Munich's nightlife is characterised by beer halls, pubs, chic clubs and more beer halls. Altstadt, G_rtnerplatz and Glockenbachviertel in Isarvorstadt are some of the best neighborhoods with vibrant after dark scenes. Munich arguably has the most famous breweries, beer halls and beer gardens, all this aside of the most indulgent beer festival. Beer gardens stay open until 1 am and atleast 3 am on weekends, irrespective of establishment size. You will be spoilt for choice between the huge lively gardens which could seat hundreds and the mellow small terraces tucked in narrow lanes, each one a particular favourite of the locals. These places allow you to carry your own food to munch on while you soak in the varied brews. Some gardens arrange live jazz nights occasionally. Augustine Keller, the oldest beer garden is a must visit, more so for its traditional charm.
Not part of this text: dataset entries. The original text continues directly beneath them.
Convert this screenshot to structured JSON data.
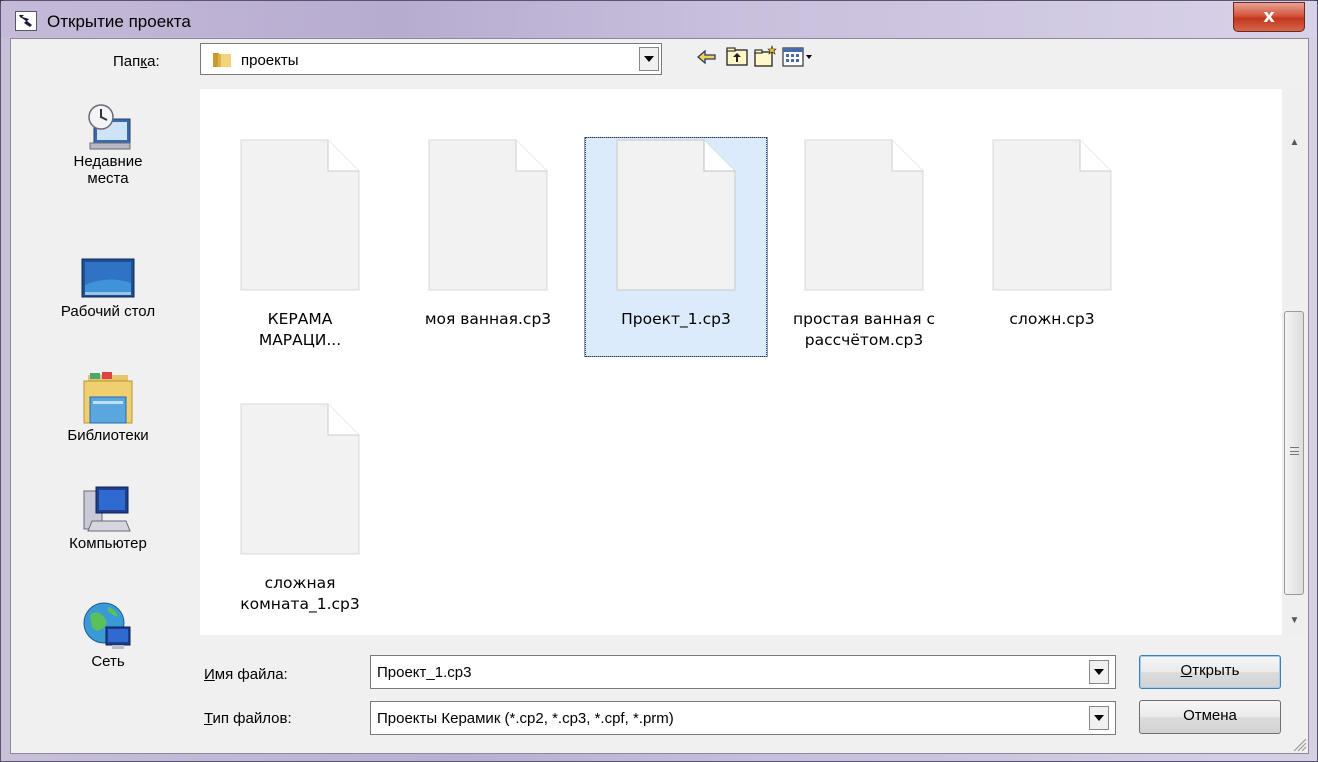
{
  "window": {
    "title": "Открытие проекта",
    "close_label": "x"
  },
  "toolbar": {
    "lookin_label_pre": "Пап",
    "lookin_label_key": "к",
    "lookin_label_post": "а:",
    "lookin_value": "проекты",
    "icons": [
      "back-arrow-icon",
      "up-folder-icon",
      "new-folder-icon",
      "view-menu-icon"
    ]
  },
  "places": [
    {
      "label_line1": "Недавние",
      "label_line2": "места",
      "icon": "recent-places-icon"
    },
    {
      "label_line1": "Рабочий стол",
      "label_line2": "",
      "icon": "desktop-icon"
    },
    {
      "label_line1": "Библиотеки",
      "label_line2": "",
      "icon": "libraries-icon"
    },
    {
      "label_line1": "Компьютер",
      "label_line2": "",
      "icon": "computer-icon"
    },
    {
      "label_line1": "Сеть",
      "label_line2": "",
      "icon": "network-icon"
    }
  ],
  "files": [
    {
      "line1": "КЕРАМА",
      "line2": "МАРАЦИ...",
      "selected": false
    },
    {
      "line1": "моя ванная.cp3",
      "line2": "",
      "selected": false
    },
    {
      "line1": "Проект_1.cp3",
      "line2": "",
      "selected": true
    },
    {
      "line1": "простая ванная с",
      "line2": "рассчётом.cp3",
      "selected": false
    },
    {
      "line1": "сложн.cp3",
      "line2": "",
      "selected": false
    },
    {
      "line1": "сложная",
      "line2": "комната_1.cp3",
      "selected": false
    }
  ],
  "filename": {
    "label_key": "И",
    "label_rest": "мя файла:",
    "value": "Проект_1.cp3"
  },
  "filetype": {
    "label_key": "Т",
    "label_rest": "ип файлов:",
    "value": "Проекты Керамик (*.cp2, *.cp3, *.cpf, *.prm)"
  },
  "buttons": {
    "open_key": "О",
    "open_rest": "ткрыть",
    "cancel": "Отмена"
  },
  "colors": {
    "selection_bg": "#dcebfc",
    "selection_border": "#7da2ce",
    "close_button": "#c2361e"
  }
}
Dance clubs are comparatively fewer, cause when in Munich, who don't beer and dance! Disclaimer: Germans don't produce one beverage called 'beer', instead there are some over 5000 varieties! Just remember 'Bier bitte' (beer please).
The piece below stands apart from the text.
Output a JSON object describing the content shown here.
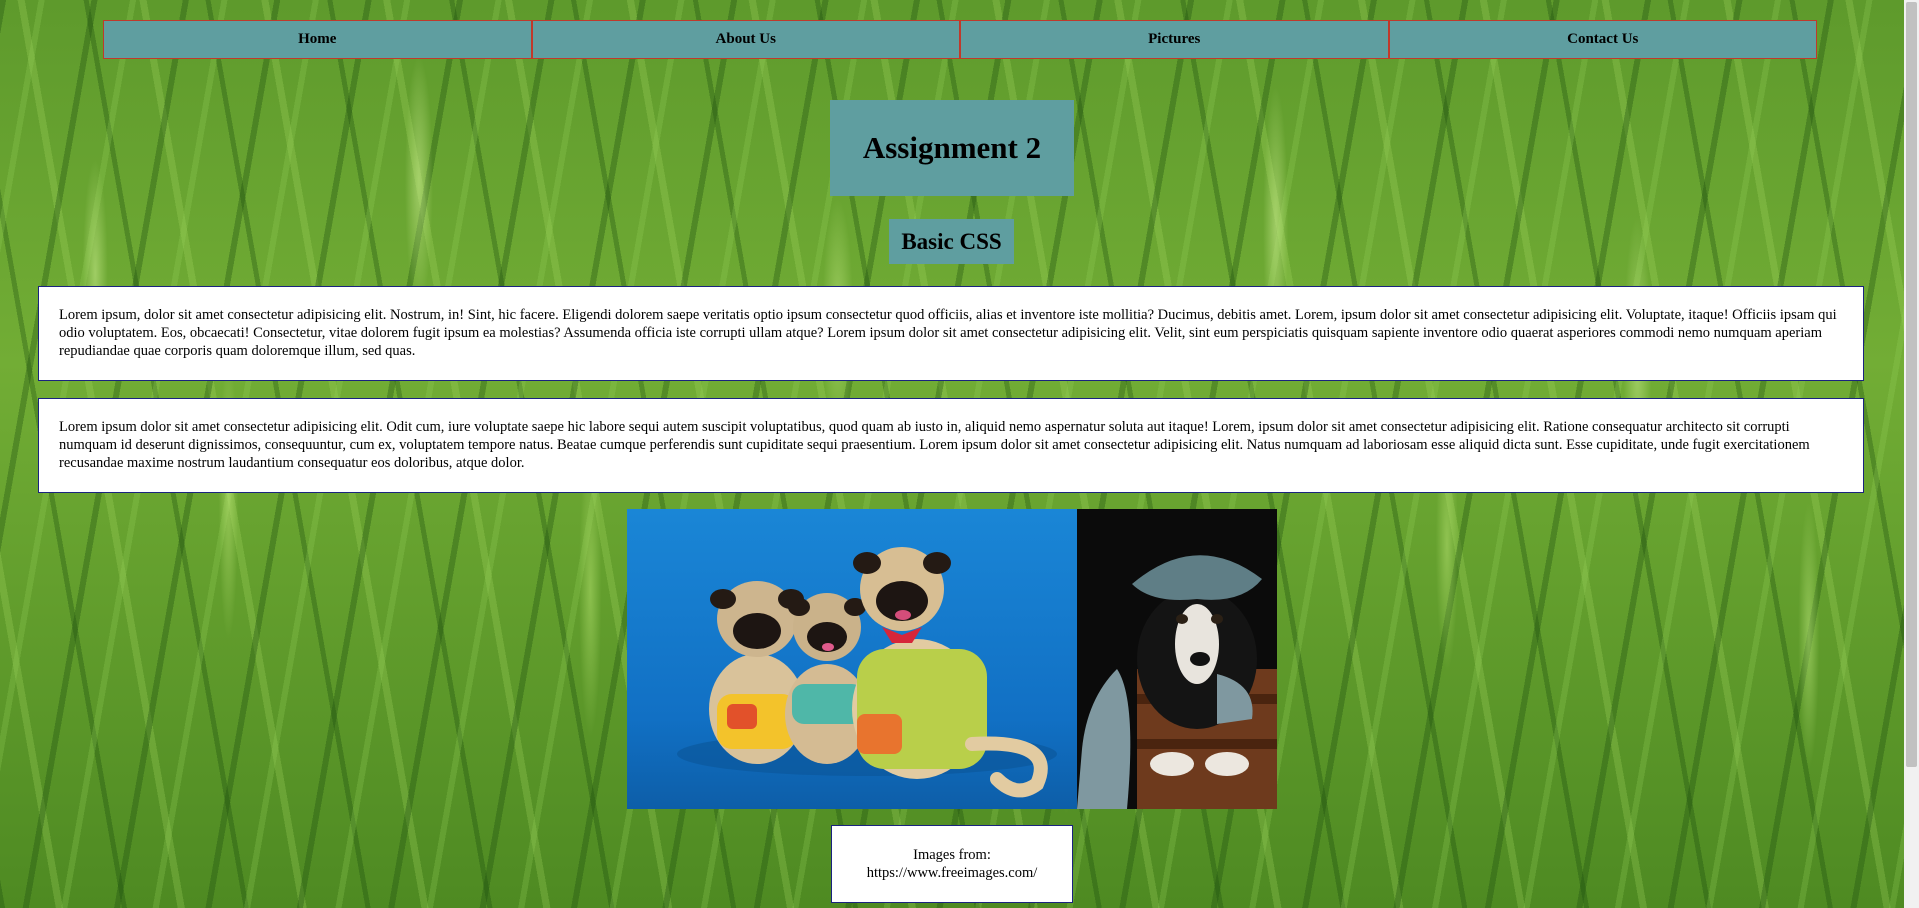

Munich offers haute couture in Maximilianstrasse, Theatinerstrasse, Residenzstrasse and Brienner Strasse, department and chain stores in the pedestrian enclosure, trendy and flamboyant clothes in town districts, G_rtnerplatz and Glockenbach area, Haidhausen or Schwabing, Bavarian local costumes, handicrafts and souvenirs in specialist shops, delicacies from all over the world at the ViktualienMarket in the heart of the city. Another feature typical of Munich is a large number of small shops concentrating on few articles, like felt, candles or wood carvings, in the centre of the town. Perusastrasse, Residenzstrasse, Brienner Strasse and Odeonsplatz are second names for ultra chic shopping. The shop of the Nymphenburg Porcelain Factory is a must visit for its spectacular collection of porcelain for home decor as well as gifts. Munich being a city of beer, items relating to its consumption are great souveniors and available in great variety. The flea market, Auer Dult (May & July/August & October), is a bargainers delight with an array of crockery, junk and antiques on sale.

The Euro has replaced the Deutsche Mark in Germany.
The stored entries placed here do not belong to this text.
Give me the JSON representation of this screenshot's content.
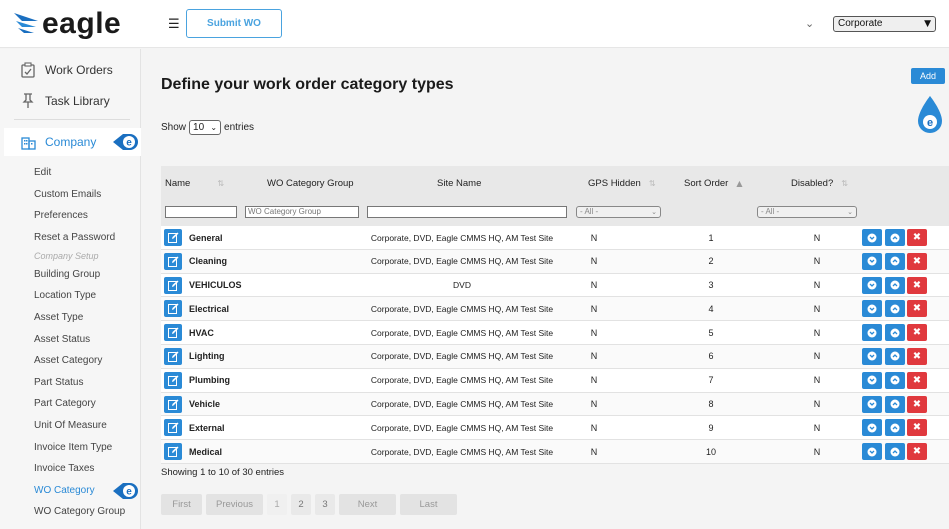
{
  "header": {
    "logo_text": "eagle",
    "submit_label": "Submit WO",
    "site_selected": "Corporate"
  },
  "sidebar": {
    "main_items": [
      {
        "label": "Work Orders",
        "icon": "clipboard-check-icon"
      },
      {
        "label": "Task Library",
        "icon": "pin-icon"
      }
    ],
    "company": {
      "label": "Company",
      "icon": "building-icon"
    },
    "sub_items": [
      {
        "label": "Edit"
      },
      {
        "label": "Custom Emails"
      },
      {
        "label": "Preferences"
      },
      {
        "label": "Reset a Password"
      },
      {
        "label": "Company Setup"
      },
      {
        "label": "Building Group"
      },
      {
        "label": "Location Type"
      },
      {
        "label": "Asset Type"
      },
      {
        "label": "Asset Status"
      },
      {
        "label": "Asset Category"
      },
      {
        "label": "Part Status"
      },
      {
        "label": "Part Category"
      },
      {
        "label": "Unit Of Measure"
      },
      {
        "label": "Invoice Item Type"
      },
      {
        "label": "Invoice Taxes"
      },
      {
        "label": "WO Category"
      },
      {
        "label": "WO Category Group"
      }
    ]
  },
  "main": {
    "title": "Define your work order category types",
    "add_label": "Add",
    "show_label": "Show",
    "entries_label": "entries",
    "page_length": "10",
    "columns": [
      "Name",
      "WO Category Group",
      "Site Name",
      "GPS Hidden",
      "Sort Order",
      "Disabled?"
    ],
    "filters": {
      "group_placeholder": "WO Category Group",
      "gps_all": "- All -",
      "disabled_all": "- All -"
    },
    "rows": [
      {
        "name": "General",
        "site": "Corporate, DVD, Eagle CMMS HQ, AM Test Site",
        "gps": "N",
        "sort": "1",
        "disabled": "N"
      },
      {
        "name": "Cleaning",
        "site": "Corporate, DVD, Eagle CMMS HQ, AM Test Site",
        "gps": "N",
        "sort": "2",
        "disabled": "N"
      },
      {
        "name": "VEHICULOS",
        "site": "DVD",
        "gps": "N",
        "sort": "3",
        "disabled": "N"
      },
      {
        "name": "Electrical",
        "site": "Corporate, DVD, Eagle CMMS HQ, AM Test Site",
        "gps": "N",
        "sort": "4",
        "disabled": "N"
      },
      {
        "name": "HVAC",
        "site": "Corporate, DVD, Eagle CMMS HQ, AM Test Site",
        "gps": "N",
        "sort": "5",
        "disabled": "N"
      },
      {
        "name": "Lighting",
        "site": "Corporate, DVD, Eagle CMMS HQ, AM Test Site",
        "gps": "N",
        "sort": "6",
        "disabled": "N"
      },
      {
        "name": "Plumbing",
        "site": "Corporate, DVD, Eagle CMMS HQ, AM Test Site",
        "gps": "N",
        "sort": "7",
        "disabled": "N"
      },
      {
        "name": "Vehicle",
        "site": "Corporate, DVD, Eagle CMMS HQ, AM Test Site",
        "gps": "N",
        "sort": "8",
        "disabled": "N"
      },
      {
        "name": "External",
        "site": "Corporate, DVD, Eagle CMMS HQ, AM Test Site",
        "gps": "N",
        "sort": "9",
        "disabled": "N"
      },
      {
        "name": "Medical",
        "site": "Corporate, DVD, Eagle CMMS HQ, AM Test Site",
        "gps": "N",
        "sort": "10",
        "disabled": "N"
      }
    ],
    "showing_text": "Showing 1 to 10 of 30 entries",
    "pager": {
      "first": "First",
      "previous": "Previous",
      "pages": [
        "1",
        "2",
        "3"
      ],
      "next": "Next",
      "last": "Last"
    },
    "colors": {
      "accent": "#2a8ad6",
      "danger": "#e0393e"
    }
  }
}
Reisebank at Hauptbahnhof (Central Exchange), however it charges a massive fee for the same. There are few other institutions for currency exchange which again charge a commission. Hence it is advisable to withdraw Euros using an international credit card or exchange your currency beforehand.

Germany is relatively cheaper than other European countries like UK or France. However if you visit during the Oktoberfest expect higher costs. Owing to the well connected public trains, transportation within Munich is cheap. Food and beverages tend be expensive unless you are eating the wursts at the sausage carts. Entry for places of interest range from moderate to expensive, with a lot of places having free entry. On an average a daily budget of approximately Eur — 65 - 80 should keep you covered for food, beverages, transportation, communication, entertainment.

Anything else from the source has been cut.